The standard data envelopment analysis measures of the Charnes–Cooper–Rhodes (CCR) and slacks-based measure (SBM) are ratio-form efficiency measures, which do not yield the closest projections. However, because of difficulties implementing projections based on standard measures, the closest projections identified by means of least-distance measures may be preferable. Taking into account the practical significance of closest projection points, Aparicio et al. (J Prod Anal 28:209–218, 2007) proposed a least-distance approach based not only on the 1-norm (Manhattan), 2-norm (Euclidean), and ∞-norm (Chebyshev), but also on the procedure presented by Cherchye and Van Puyenbroeck (Eur J Oper Res 132(2):287–295, 2001).
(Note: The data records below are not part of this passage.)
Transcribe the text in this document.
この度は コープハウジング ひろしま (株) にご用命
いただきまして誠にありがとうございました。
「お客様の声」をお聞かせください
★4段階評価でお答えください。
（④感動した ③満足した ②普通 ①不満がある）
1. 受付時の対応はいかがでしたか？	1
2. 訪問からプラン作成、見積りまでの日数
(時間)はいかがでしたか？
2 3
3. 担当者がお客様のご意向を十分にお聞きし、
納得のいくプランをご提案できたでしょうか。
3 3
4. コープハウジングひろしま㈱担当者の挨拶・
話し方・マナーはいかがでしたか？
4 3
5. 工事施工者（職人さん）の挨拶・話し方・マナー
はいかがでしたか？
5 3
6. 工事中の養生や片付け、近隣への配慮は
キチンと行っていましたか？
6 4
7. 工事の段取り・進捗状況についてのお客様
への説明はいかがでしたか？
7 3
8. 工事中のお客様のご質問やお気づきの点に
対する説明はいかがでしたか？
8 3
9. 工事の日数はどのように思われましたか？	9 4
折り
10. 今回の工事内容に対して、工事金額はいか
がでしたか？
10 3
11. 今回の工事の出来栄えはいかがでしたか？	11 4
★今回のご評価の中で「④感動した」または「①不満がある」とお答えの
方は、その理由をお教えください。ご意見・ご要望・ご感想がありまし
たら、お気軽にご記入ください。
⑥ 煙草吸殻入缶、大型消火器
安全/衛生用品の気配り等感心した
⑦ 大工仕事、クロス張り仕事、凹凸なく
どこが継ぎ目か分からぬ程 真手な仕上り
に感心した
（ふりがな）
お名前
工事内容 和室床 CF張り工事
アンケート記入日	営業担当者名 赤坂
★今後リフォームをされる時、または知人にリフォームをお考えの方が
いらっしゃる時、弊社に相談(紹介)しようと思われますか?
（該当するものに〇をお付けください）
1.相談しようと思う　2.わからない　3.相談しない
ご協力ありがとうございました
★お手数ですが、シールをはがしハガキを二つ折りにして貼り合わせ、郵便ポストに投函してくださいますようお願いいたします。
Recently, Tone (Eur J Oper Res 200(2):901–907, 2010) presented a least-distance version of SBM (or equivalently, the enhanced Russell graph measure). However, these authors examined neither the occurrence of multiple optimal projections nor the strong/weak monotonicity of the ratio-form least-distance efficiency measures over the efficient frontier of the production technology. Furthermore, it is not well known that the standard measures of CCR and SBM suffer from the occurrence of multiple optimal solutions or efficient targets. Therefore, the present paper also investigates the possibility of multiple optimal targets and axiomatic properties of ratio-form efficiency measures within a unified p-norm efficiency measurement framework.